The zoom link for all meetings will be: https://lu-se.zoom.us/j/67479512343?pwd=YS9mbDVvV2xKdFUwRVlLSnJNSlNoZz09
I think that coding is best learned by doing. Therefore there will be very few formal ‘lecturers’ in this course. Instead, we will have guided exercises and tutorials ending in a mini-project for you to complete to apply what you learned. Attendance in mandatory each day to receive credits (3 hp). Evaluation is pass/fail based on participation and completion of the exercises.
Room B327 Synpunkten
- Personal introductions
- Introduction to Jupyter Lab
- Basic python tutorial
- Code Discussion
- Debugging exercises
- Hand-in exercises
Room B327 Synpunkten
- Online exercises
- Introduction to biopython
- Biopython - build a fasta parser
- Biopython - e-utilities (API)
- Online exercises
- Hand-in exercise
Room D227 Retina
- Introduction to dataframes and tables with Pandas
- Tour of online databases (EggNOG, NCBI, PFAM, Interpro)
- Local installation of databases
- Local BLAST
- (I will be absent for 30 minutes in the afternoon to give a talk on zoom on metagenomes, lateral gene transfer and anaerobic metabolism in deep-sea Chlamydia. You are welcome to attend)
Room D227 Retina
- Local multiple sequence alignments
- Local phylogenetic tools
Room D107 Etiketten
- Project - from sequence to annotation. Combine what you have learned.
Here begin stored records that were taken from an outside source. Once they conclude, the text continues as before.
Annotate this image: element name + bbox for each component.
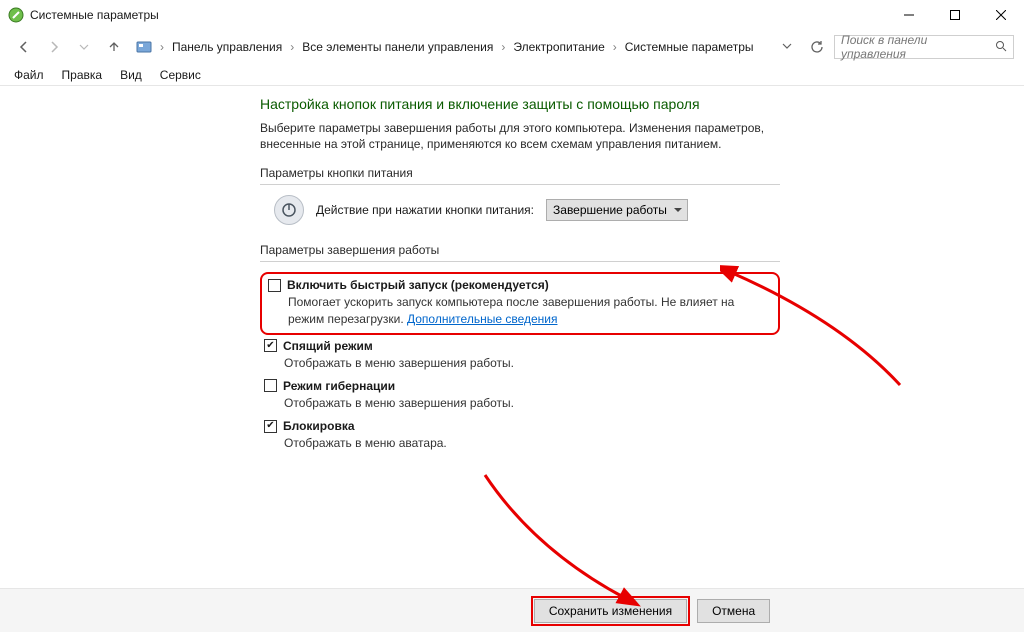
refresh-button[interactable] xyxy=(806,36,828,58)
search-icon xyxy=(995,40,1009,55)
chevron-down-icon[interactable] xyxy=(782,40,792,54)
power-options-icon xyxy=(8,7,24,23)
lock-desc: Отображать в меню аватара. xyxy=(284,435,780,451)
breadcrumb[interactable]: › Панель управления › Все элементы панел… xyxy=(132,35,800,59)
divider xyxy=(260,184,780,185)
hibernate-desc: Отображать в меню завершения работы. xyxy=(284,395,780,411)
power-icon xyxy=(274,195,304,225)
control-panel-icon xyxy=(136,39,152,55)
search-placeholder: Поиск в панели управления xyxy=(841,33,995,61)
page-lead: Выберите параметры завершения работы для… xyxy=(260,120,780,152)
group-shutdown-label: Параметры завершения работы xyxy=(260,243,780,257)
titlebar: Системные параметры xyxy=(0,0,1024,30)
page-heading: Настройка кнопок питания и включение защ… xyxy=(260,96,780,112)
breadcrumb-item[interactable]: Электропитание xyxy=(509,38,608,56)
breadcrumb-item[interactable]: Все элементы панели управления xyxy=(298,38,497,56)
fast-start-label: Включить быстрый запуск (рекомендуется) xyxy=(287,278,549,292)
menu-view[interactable]: Вид xyxy=(112,66,150,84)
nav-toolbar: › Панель управления › Все элементы панел… xyxy=(0,30,1024,64)
menubar: Файл Правка Вид Сервис xyxy=(0,64,1024,86)
breadcrumb-item[interactable]: Панель управления xyxy=(168,38,286,56)
cancel-button[interactable]: Отмена xyxy=(697,599,770,623)
maximize-button[interactable] xyxy=(932,0,978,30)
forward-button[interactable] xyxy=(42,35,66,59)
window-controls xyxy=(886,0,1024,30)
menu-edit[interactable]: Правка xyxy=(54,66,111,84)
menu-file[interactable]: Файл xyxy=(6,66,52,84)
back-button[interactable] xyxy=(12,35,36,59)
chevron-right-icon: › xyxy=(158,40,166,54)
search-input[interactable]: Поиск в панели управления xyxy=(834,35,1014,59)
hibernate-label: Режим гибернации xyxy=(283,379,395,393)
footer: Сохранить изменения Отмена xyxy=(0,588,1024,632)
chevron-right-icon: › xyxy=(499,40,507,54)
sleep-desc: Отображать в меню завершения работы. xyxy=(284,355,780,371)
breadcrumb-item[interactable]: Системные параметры xyxy=(621,38,758,56)
group-power-button-label: Параметры кнопки питания xyxy=(260,166,780,180)
fast-start-highlight: Включить быстрый запуск (рекомендуется) … xyxy=(260,272,780,334)
sleep-checkbox[interactable] xyxy=(264,339,277,352)
power-button-action-select[interactable]: Завершение работы xyxy=(546,199,688,221)
divider xyxy=(260,261,780,262)
lock-label: Блокировка xyxy=(283,419,355,433)
hibernate-checkbox[interactable] xyxy=(264,379,277,392)
recent-dropdown[interactable] xyxy=(72,35,96,59)
lock-checkbox[interactable] xyxy=(264,420,277,433)
fast-start-more-link[interactable]: Дополнительные сведения xyxy=(407,312,557,326)
save-button[interactable]: Сохранить изменения xyxy=(534,599,687,623)
window-title: Системные параметры xyxy=(30,8,886,22)
close-button[interactable] xyxy=(978,0,1024,30)
minimize-button[interactable] xyxy=(886,0,932,30)
up-button[interactable] xyxy=(102,35,126,59)
chevron-right-icon: › xyxy=(288,40,296,54)
power-button-row: Действие при нажатии кнопки питания: Зав… xyxy=(274,195,780,225)
fast-start-checkbox[interactable] xyxy=(268,279,281,292)
content-area: Настройка кнопок питания и включение защ… xyxy=(0,86,1024,588)
chevron-right-icon: › xyxy=(611,40,619,54)
power-button-action-label: Действие при нажатии кнопки питания: xyxy=(316,203,534,217)
sleep-label: Спящий режим xyxy=(283,339,373,353)
fast-start-desc: Помогает ускорить запуск компьютера посл… xyxy=(288,294,770,326)
menu-tools[interactable]: Сервис xyxy=(152,66,209,84)
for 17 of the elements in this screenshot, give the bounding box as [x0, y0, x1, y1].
Write a script or Jupyter notebook to help you annotate an unknown protein locally - that is, do not simply BLAST your sequence using BLAST online. Your workflow should include at least 4 of the following outputs:
- The protein sequence in a fasta file
- The taxonomy of the origin of the sequence
- A small FASTA file of the top 50 related sequences from local database.
- Challenge: consult the biopython cookbook on how to do a remote look up!
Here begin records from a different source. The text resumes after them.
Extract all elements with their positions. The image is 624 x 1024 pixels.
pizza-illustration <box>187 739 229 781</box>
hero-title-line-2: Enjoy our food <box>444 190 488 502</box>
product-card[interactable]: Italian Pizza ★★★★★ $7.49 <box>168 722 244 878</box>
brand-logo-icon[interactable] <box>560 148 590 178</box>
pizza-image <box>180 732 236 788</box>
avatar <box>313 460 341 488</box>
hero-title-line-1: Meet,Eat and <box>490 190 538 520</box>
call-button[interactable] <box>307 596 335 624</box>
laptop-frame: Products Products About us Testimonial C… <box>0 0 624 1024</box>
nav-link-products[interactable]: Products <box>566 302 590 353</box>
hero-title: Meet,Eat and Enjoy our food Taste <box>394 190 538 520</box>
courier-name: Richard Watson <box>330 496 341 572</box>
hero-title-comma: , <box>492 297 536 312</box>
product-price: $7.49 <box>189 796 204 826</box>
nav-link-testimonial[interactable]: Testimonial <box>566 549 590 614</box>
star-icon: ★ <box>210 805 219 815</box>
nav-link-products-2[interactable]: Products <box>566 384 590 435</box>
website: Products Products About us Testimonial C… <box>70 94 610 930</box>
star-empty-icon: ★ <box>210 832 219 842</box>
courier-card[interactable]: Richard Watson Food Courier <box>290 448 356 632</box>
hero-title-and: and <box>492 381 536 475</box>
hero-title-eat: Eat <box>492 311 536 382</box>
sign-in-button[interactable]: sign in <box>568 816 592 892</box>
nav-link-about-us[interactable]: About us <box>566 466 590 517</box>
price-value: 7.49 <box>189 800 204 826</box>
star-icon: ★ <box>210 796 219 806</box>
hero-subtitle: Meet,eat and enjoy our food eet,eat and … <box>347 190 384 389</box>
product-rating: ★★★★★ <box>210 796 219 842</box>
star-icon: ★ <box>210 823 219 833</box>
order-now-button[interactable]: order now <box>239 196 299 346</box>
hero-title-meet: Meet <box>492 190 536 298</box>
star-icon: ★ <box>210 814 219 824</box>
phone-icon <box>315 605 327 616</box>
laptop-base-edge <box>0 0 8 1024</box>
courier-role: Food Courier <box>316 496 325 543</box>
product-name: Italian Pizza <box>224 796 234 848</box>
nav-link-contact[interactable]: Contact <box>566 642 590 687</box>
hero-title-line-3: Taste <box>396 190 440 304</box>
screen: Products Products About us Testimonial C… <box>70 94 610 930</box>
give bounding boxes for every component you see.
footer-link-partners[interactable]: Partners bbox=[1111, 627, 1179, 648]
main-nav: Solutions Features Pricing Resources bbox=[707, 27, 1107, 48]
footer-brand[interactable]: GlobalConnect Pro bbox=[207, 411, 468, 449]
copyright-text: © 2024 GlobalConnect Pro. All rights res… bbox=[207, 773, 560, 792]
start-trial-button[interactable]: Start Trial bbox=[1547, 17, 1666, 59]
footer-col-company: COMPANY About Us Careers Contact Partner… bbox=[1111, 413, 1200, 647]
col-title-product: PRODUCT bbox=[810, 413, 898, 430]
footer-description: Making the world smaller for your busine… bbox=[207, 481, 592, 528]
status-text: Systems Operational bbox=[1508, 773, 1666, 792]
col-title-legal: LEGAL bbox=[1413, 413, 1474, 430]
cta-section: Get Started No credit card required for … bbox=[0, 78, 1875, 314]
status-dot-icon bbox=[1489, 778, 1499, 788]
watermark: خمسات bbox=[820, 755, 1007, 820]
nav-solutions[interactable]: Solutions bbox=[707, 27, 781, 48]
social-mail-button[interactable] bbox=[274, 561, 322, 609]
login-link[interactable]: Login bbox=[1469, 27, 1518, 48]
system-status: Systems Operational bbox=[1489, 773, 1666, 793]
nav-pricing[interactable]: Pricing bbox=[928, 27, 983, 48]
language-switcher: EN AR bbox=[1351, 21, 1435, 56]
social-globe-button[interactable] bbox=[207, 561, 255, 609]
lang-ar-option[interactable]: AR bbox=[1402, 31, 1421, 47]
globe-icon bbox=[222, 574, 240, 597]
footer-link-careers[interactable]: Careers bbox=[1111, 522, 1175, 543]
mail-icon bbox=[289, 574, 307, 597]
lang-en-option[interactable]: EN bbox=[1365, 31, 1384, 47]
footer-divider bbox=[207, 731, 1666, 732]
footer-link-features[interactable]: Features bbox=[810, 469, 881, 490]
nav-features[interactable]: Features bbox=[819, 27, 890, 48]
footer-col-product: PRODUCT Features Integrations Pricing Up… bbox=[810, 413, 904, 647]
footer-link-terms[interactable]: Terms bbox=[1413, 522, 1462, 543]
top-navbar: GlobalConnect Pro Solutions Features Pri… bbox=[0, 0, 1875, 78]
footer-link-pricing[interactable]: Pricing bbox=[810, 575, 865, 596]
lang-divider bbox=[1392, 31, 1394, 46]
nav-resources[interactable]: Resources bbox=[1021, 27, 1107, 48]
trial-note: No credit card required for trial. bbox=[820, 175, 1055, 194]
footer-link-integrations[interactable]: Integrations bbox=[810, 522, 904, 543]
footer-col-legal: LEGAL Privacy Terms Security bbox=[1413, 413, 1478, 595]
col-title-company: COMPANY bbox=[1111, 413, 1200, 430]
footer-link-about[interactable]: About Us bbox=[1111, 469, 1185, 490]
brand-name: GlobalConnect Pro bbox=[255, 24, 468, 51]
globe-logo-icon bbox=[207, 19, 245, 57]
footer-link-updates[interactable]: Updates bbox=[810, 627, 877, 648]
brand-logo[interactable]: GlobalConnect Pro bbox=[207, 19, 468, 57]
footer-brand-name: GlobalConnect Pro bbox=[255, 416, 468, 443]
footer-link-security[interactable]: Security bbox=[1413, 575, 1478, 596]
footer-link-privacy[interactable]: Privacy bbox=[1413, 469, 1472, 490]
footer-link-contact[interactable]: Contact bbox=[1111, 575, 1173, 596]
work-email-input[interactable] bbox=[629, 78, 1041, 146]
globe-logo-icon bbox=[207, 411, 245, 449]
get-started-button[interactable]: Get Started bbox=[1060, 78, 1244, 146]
- A table describing each of the top 50 related sequences. For e.g.,
- Description of the sequence (annotation)
- Length in amino acids
- Organism, other taxonomy?
- Multiple sequence alignment of your mystery sequence and the top 50 proteins - this should have reformatting FASTA headers for easy reading.
- Challenge: Worried about identical sequences? Try installing ‘cd-hit’ in your conda environment and learning more about the tool..
- Phylogenetic tree of these 50 proteins (keep the model simple)
- Challenge: before making the alignment, think about what you would like in your Sequence names. Could taxonomy be helpful?